After barn demolition, Amherst residents promote preserving historic neighborhood
AMHERST — As they seek to overturn a Historical Commission decision that led to the demolition of a century-old barn at the corner of Lincoln Avenue and Fearing Street, neighbors are aiming to preserve the remaining historic character of the area.
With a new Historical Commission hearing under the demolition delay bylaw for the 1910 barn at 290 Lincoln Ave. beginning Tuesday, Patricia Stacey, of 280 Lincoln Ave., made a plea to commission members that even though the structure is no longer standing, their initial decision should be reversed.
“What we’re looking for is some kind of recompense,” she said.
Stacey, one of about 20 residents who attended the meeting, wouldn’t elaborate on what residents are seeking from property owner You-Pan Tzeng of Longmeadow, who demolished the barn that is believed to have had ties to Robert Frost.
“I don’t think anyone her wants to be hurtful to the owner,” Stacey said.
But Stacey said there is agreement that Lincoln Avenue and Fearing Street should remain intact and free from similar demolitions.
The Historical Commission in September ruled that the barn was not historically, architecturally or geographically significant, classifications that could have led to ordering a year-long demolition delay. Building Commissioner Robert Morra subsequently provided a demolition permit, which Tzeng acted on, even though area residents had appealed the decision.
The Zoning Board of Appeals in December sent the case back to the Historical Commission, which will continue the new hearing Feb. 19 at 6:30 p.m.

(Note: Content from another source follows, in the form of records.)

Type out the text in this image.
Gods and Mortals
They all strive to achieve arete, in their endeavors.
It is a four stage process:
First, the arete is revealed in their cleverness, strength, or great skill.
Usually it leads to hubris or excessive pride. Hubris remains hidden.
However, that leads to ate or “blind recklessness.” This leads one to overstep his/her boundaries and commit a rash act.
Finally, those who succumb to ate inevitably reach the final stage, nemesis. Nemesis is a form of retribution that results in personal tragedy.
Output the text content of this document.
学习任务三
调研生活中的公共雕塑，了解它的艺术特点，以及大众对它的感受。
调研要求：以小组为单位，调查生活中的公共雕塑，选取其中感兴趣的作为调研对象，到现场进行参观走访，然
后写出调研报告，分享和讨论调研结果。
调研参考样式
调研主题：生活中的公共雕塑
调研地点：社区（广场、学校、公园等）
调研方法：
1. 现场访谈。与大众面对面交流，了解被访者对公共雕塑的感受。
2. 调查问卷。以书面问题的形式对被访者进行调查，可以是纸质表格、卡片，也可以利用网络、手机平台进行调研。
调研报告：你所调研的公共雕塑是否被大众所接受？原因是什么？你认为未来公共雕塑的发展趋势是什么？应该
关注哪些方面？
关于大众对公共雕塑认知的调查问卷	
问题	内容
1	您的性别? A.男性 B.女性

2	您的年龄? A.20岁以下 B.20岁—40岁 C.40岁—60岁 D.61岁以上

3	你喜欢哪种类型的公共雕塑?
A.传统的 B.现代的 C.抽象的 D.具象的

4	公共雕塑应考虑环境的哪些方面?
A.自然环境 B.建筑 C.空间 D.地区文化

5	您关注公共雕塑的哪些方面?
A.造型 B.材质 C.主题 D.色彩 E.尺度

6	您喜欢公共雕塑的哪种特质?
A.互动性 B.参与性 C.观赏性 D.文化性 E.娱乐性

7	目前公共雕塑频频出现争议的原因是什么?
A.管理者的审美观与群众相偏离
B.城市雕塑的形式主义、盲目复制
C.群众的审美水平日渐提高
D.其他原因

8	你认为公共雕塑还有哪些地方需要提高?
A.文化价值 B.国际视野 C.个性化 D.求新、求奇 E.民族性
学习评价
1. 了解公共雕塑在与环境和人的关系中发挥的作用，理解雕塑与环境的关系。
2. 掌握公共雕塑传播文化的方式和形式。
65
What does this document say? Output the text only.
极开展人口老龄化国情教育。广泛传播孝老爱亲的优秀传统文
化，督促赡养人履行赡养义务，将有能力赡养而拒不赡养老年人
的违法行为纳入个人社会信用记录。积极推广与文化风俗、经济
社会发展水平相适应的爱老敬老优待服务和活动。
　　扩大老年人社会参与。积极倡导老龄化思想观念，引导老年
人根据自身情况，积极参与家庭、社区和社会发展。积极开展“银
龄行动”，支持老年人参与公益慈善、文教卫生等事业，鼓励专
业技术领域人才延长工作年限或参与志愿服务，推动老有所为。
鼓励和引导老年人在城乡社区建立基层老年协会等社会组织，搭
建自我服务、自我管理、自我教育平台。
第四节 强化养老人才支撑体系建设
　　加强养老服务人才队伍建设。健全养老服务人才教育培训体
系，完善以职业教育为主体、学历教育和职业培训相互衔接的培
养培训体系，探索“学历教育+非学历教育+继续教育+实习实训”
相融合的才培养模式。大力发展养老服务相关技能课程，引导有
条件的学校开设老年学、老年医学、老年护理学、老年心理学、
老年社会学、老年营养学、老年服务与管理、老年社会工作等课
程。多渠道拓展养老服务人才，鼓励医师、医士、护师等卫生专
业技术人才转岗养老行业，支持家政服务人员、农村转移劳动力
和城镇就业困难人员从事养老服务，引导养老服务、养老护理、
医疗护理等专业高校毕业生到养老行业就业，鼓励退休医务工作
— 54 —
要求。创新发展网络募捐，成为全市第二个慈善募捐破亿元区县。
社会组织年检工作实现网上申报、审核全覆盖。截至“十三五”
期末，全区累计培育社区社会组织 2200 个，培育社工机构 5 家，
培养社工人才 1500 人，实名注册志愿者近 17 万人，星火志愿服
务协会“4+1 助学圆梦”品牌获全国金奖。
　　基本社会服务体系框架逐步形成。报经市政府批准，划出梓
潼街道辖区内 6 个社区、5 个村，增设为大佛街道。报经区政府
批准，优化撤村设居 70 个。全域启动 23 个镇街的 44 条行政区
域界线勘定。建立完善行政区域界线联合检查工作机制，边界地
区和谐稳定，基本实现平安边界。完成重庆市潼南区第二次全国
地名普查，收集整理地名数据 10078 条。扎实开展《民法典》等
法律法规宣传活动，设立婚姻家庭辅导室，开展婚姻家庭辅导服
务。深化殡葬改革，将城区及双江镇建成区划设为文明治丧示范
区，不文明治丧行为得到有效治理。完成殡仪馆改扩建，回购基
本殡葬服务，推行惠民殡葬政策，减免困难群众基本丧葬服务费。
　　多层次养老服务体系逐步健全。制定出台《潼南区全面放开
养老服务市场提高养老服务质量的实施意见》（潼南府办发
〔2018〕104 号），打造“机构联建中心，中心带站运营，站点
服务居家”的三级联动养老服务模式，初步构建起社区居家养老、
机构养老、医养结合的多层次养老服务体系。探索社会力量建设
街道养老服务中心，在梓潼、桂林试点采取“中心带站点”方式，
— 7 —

Commission members didn’t indicate whether they might change the decision, but appeared to sympathize with residents upset about the demolition and worries that Tzeng, who has filed plans to subdivide his property, may be looking to put a home there instead of reusing it to “increase lawn and garden area” as described in his demolition application.
Commission Chairman Michael Hanke said the barn was structurally sound and didn’t pose a danger.
“We will frown upon placing a structure on that lot,” Hanke said.
Commission member Margaret “Meg” Vickery said while the streetscape hasn’t changed dramatically by removing the barn, if Tzeng begins taking down trees and developing the lot, it could be detrimental to neighbors.
In a written memo, town attorney Joel Bard of Kopelman and Paige wrote that the commission doesn’t have the power to impose any fines.
“The owner demolished a building on his property pursuant to a valid building demolition permit,” Bard wrote. “I am not aware of any basis for fines/damages at this juncture.”
Peter MacConnell, the Amherst attorney representing Tzeng, told the commission it made the right decision arguing the barn had been significantly altered over the years and that Frost never used it.
“I would submit to you it’s one of the less significant buildings in the area,” MacConnell said.
While new information presented by residents centers on former property owner Warren Brown and whether he is historically significant, MacConnell said every generation in Amherst has at least a dozen or more people of similar stature, comparing Brown to modern businessmen Denison Jones and Donald Hastings.
But Stacey argued that Brown was, at his time, influencing other intellectuals and that the barn represents the roots of Amherst as a community where both education and agriculture are valued.
She said the best evidence of it being a well-known landmark came during the passionate response shown by neighbors, who held a protest the day it came down.
MacConnell said the subdivision plans were filed to freeze the current zoning. “(I) don’t believe there’s an ultimate plan,” he said.